Apprendendo dai social che il Sindaco Alan Fabbri “immagina” la Curia dietro le decisioni delle Suore della Carità – che hanno negato l’accoglienza degli artisti del “Ferrara Summer Festival” nelle loro strutture di Piazza Ariostea -, la Diocesi di Ferrara-Comacchio desidera esprimere sconcerto e indignazione, per l’assenza di rispetto delle Istituzioni e, peggio ancora, per il “coraggio” di fare affermazioni senza alcun riscontro. Si suppone che il sindaco lo abbia fatto “a cuor leggero”, allo stesso modo con cui ha fatto scoppiare questo caso. Nella vicenda specifica, la Diocesi – e tutti possono constatarlo – non solo non c’entra, ma non ha proferito parola.
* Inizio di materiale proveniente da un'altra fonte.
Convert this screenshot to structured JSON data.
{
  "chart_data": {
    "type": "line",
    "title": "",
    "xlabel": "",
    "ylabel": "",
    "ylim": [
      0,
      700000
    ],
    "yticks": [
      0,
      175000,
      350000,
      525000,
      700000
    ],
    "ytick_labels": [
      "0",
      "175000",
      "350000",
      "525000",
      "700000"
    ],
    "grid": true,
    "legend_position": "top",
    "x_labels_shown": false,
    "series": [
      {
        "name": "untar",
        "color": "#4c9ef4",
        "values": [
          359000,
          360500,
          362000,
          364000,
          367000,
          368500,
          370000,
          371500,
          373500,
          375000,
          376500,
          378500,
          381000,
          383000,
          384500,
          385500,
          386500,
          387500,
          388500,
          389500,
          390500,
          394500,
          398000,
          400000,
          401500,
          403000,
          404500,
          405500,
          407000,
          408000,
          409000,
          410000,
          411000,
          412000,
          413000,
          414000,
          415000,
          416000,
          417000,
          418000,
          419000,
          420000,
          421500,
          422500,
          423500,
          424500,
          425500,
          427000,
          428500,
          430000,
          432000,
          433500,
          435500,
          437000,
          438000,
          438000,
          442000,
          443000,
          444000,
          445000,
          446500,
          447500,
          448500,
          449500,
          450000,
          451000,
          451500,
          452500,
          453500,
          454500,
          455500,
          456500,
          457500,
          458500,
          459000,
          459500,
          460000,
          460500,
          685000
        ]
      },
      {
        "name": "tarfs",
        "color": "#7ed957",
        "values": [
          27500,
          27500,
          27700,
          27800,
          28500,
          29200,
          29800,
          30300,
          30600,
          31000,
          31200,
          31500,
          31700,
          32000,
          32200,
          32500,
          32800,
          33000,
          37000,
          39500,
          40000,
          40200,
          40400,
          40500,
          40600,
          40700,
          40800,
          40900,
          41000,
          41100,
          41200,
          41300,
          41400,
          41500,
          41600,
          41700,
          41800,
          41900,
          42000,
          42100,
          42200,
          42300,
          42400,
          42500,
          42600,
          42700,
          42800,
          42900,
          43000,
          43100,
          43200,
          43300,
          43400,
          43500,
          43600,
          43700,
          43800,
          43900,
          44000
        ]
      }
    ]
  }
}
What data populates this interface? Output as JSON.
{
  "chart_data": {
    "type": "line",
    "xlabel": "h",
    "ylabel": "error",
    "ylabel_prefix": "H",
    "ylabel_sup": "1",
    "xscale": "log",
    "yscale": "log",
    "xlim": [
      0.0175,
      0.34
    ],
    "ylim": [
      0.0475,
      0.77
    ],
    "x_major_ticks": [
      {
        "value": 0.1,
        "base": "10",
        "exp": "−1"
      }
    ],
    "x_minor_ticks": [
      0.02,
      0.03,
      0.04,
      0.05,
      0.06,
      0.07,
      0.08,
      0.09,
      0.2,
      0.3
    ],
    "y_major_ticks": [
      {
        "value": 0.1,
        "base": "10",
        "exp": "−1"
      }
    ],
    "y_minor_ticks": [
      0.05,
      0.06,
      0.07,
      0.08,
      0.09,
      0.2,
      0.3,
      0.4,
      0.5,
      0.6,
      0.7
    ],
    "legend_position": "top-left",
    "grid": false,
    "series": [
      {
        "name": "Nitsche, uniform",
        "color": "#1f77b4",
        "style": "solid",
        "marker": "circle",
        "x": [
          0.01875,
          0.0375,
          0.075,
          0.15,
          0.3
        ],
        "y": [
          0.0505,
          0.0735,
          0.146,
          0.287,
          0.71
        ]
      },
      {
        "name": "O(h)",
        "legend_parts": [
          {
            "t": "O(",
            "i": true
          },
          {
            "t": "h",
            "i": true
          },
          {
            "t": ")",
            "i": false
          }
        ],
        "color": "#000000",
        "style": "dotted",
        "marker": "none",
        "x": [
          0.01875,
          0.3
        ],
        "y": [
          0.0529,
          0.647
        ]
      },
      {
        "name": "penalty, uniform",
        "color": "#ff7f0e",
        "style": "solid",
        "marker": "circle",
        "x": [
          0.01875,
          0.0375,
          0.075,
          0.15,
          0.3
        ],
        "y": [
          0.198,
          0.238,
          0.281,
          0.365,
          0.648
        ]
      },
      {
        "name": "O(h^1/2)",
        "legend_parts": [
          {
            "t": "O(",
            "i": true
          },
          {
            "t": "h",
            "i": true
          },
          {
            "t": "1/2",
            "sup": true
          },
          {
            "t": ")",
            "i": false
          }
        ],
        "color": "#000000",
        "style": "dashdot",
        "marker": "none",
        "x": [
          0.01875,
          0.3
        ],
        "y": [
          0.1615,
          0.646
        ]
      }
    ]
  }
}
Le Suore sono perfettamente in grado, all’interno del loro Ordine e con i “loro” Superiori, di decidere per se stesse.
Ci si dovrebbe informare prima di parlare, senza indicare immediatamente come nemici i cittadini e le Istituzioni, che hanno comunque tutto il diritto-dovere di esprimere una visione diversa dalla sua sulla società e sulla città. Siamo in democrazia non in guerra, almeno noi.
Per quanto riguarda la decisione di organizzare il concerto di Marilyn Manson, è evidente che non la si ritiene una scelta che possa far crescere i nostri giovani e la nostra città ma, al contrario, contribuisce a incrementare una visione distorta delle relazioni umane e della ricerca del sacro.